SURABAYA, RadarBangsa.co.id – Gubernur Jawa Timur Khofifah Indar Parawansa bersama Kapolda Jawa Timur Irjen Pol Nanang Avianto menyampaikan duka mendalam atas kebakaran KMP Mutiara Sentosa II yang terjadi di perairan utara Kabupaten Sumenep, Minggu (2/8). Keduanya juga memastikan dukungan pemerintah daerah untuk penanganan korban dan proses evakuasi berjalan optimal.
Khofifah menyampaikan pernyataan itu saat meninjau posko penanganan terpadu korban kebakaran KMP Mutiara Sentosa II di Terminal Penumpang Gapura Surya Nusantara, Pelabuhan Tanjung Perak Surabaya, Senin (3/8). Ia menegaskan doa dan perhatian pemerintah provinsi tertuju pada seluruh penumpang, awak kapal, serta keluarga yang menunggu kabar.

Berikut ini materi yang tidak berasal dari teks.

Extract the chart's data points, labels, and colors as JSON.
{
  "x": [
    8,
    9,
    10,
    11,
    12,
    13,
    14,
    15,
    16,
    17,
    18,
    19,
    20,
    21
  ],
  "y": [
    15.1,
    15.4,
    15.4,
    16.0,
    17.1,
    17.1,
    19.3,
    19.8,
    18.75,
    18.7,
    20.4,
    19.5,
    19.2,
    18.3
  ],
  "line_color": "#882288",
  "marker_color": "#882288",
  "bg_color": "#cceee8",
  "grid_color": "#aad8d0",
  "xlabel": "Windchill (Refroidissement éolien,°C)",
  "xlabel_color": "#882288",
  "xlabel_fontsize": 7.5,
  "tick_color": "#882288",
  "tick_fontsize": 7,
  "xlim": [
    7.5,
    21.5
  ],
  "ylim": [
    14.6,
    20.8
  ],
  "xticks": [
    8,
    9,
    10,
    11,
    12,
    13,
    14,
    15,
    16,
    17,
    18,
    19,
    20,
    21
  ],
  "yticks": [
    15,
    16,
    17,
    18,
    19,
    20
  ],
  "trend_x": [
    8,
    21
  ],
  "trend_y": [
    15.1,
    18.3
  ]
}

“Atas nama Pemerintah Provinsi Jawa Timur, saya menyampaikan rasa prihatin dan duka yang mendalam atas musibah ini. Doa kami menyertai seluruh penumpang, awak kapal, serta keluarga yang tengah menanti kabar orang-orang tercinta. Semoga seluruh proses evakuasi diberikan kelancaran dan keselamatan,” ujar Khofifah.
KMP Mutiara Sentosa II merupakan kapal jenis roll-on/roll-off (Ro-Ro) milik PT Atosim Lampung Pelayaran (ALP). Kapal ini memiliki panjang sekitar 160 meter dan lebar 25 meter, dengan rute reguler Surabaya melalui Pelabuhan Tanjung Perak menuju Makassar melalui Pelabuhan Soekarno-Hatta. Estimasi waktu pelayaran kapal tersebut sekitar 40 jam.
Berdasarkan informasi yang diterima, kebakaran kapal terjadi sekitar pukul 07.00 WIB saat kapal melayani rute Surabaya-Makassar di wilayah perairan utara Sumenep. Menyusul insiden itu, Khofifah menginstruksikan Dinas Perhubungan Provinsi Jawa Timur untuk terus berkoordinasi dengan KSOP, Basarnas, TNI AL, Polairud, dan operator kapal.
Koordinasi itu ditujukan agar proses evakuasi, pendataan penumpang, dan penanganan korban dapat berlangsung cepat, terpadu, dan optimal. Pemerintah Provinsi Jawa Timur juga menyiapkan dukungan sesuai kebutuhan, termasuk layanan kesehatan, bantuan kemanusiaan, serta pendampingan bagi korban dan keluarga apabila diperlukan.
Sejumlah unsur turut terlibat dalam penanganan musibah tersebut, antara lain Basarnas, BPBD Provinsi Jawa Timur, BPBD Kabupaten Sumenep, BPBD Kota Surabaya, TNI AL/Koarmada II, Kodim 0827/Sumenep, Polda Jatim, Polres Sumenep, Polres Pelabuhan Tanjung Perak, Polairud Sumenep, KSOP, VTS Surabaya, SROP, KPLP, Pelindo, serta unsur kesehatan dan relawan lainnya.
Kapal penolong juga dikerahkan, di antaranya KM Meratus Pematang Siantar, TB Hasnur 26, KN SAR Permadi, Alcon Daniel, Selaras Mas, KM Mutiara Ferindo I, nelayan Ambunten Sumenep, dan KRI NALA. Khofifah menegaskan keselamatan jiwa menjadi prioritas utama dalam penanganan musibah tersebut.
“Kami akan terus memantau perkembangan di lapangan dan memastikan seluruh dukungan yang menjadi kewenangan Pemerintah Provinsi Jawa Timur dapat diberikan secara maksimal. Keselamatan jiwa adalah prioritas utama,” tegasnya.
Khofifah juga mengajak masyarakat untuk mendoakan seluruh penumpang dan awak kapal, sekaligus menunggu informasi resmi dari instansi berwenang agar tidak muncul kepanikan maupun spekulasi. Pemerintah Provinsi Jawa Timur menyatakan akan terus berkoordinasi dan menyampaikan perkembangan penanganan sesuai informasi resmi dari otoritas terkait.